Relational Algebras for Subset Selection and Optimisation
Abstract
The database community lacks a unified relational query language for subset selection and optimisation queries, limiting both user expression and query optimiser reasoning about such problems. Decades of research (latterly under the rubric of prescriptive analytics) have produced powerful evaluation algorithms with incompatible, ad-hoc SQL extensions that specify and filter through distinct mechanisms. We present the first unified algebraic foundation for these queries, introducing relational exponentiation to complete the fundamental algebraic operations alongside union (addition) and cross product (multiplication). First, we extend relational algebra to complete domain relations-relations defined by characteristic functions rather than explicit extensions-achieving the expressiveness of NP-complete/hard problems, while simultaneously providing query safety for finite inputs. Second, we introduce solution sets, a higher-order relational algebra over sets of relations that naturally expresses search spaces as functions f: Base to Decision, yielding |Decision|^|Base| candidate relations.
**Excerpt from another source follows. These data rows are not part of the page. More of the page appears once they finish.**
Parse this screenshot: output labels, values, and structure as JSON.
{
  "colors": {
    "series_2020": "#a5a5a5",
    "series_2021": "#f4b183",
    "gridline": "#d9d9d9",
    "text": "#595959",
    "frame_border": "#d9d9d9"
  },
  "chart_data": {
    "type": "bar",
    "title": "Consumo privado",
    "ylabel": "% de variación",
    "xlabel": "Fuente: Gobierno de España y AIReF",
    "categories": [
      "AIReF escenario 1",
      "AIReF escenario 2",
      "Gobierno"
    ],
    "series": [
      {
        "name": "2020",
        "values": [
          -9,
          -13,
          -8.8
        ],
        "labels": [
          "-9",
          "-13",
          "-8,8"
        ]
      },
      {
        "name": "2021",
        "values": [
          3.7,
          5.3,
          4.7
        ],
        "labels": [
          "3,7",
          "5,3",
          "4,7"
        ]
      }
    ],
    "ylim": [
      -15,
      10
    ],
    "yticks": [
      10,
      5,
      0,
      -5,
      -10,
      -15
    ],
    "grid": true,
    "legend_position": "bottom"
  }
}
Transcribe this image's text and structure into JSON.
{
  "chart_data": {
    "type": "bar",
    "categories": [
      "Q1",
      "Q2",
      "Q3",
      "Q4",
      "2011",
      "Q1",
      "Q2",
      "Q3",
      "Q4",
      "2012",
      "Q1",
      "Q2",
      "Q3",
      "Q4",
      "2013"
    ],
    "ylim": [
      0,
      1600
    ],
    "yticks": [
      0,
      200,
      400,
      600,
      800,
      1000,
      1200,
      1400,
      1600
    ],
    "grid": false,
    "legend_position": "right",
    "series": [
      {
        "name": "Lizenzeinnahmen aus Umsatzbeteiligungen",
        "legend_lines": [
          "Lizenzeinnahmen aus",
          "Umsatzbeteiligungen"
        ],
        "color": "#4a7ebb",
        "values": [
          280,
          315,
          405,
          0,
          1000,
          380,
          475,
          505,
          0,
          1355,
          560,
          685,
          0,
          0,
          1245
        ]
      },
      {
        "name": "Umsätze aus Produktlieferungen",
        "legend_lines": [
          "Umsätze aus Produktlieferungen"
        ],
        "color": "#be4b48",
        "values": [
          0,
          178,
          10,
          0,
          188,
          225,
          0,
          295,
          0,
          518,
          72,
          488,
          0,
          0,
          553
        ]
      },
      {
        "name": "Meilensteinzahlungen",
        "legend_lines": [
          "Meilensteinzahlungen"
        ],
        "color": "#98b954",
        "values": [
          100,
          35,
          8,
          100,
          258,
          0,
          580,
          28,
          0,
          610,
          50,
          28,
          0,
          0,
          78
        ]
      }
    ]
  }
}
Third, we provide structure-preserving translation semantics from solution sets to standard relational algebra, enabling mechanical translation to existing evaluation algorithms. This framework achieves the expressiveness of the most powerful prior approaches while providing the theoretical clarity and compositional properties absent in previous work. We demonstrate the capabilities these algebras open up through a polymorphic SQL where standard clauses seamlessly express data management, subset selection, and optimisation queries within a single paradigm.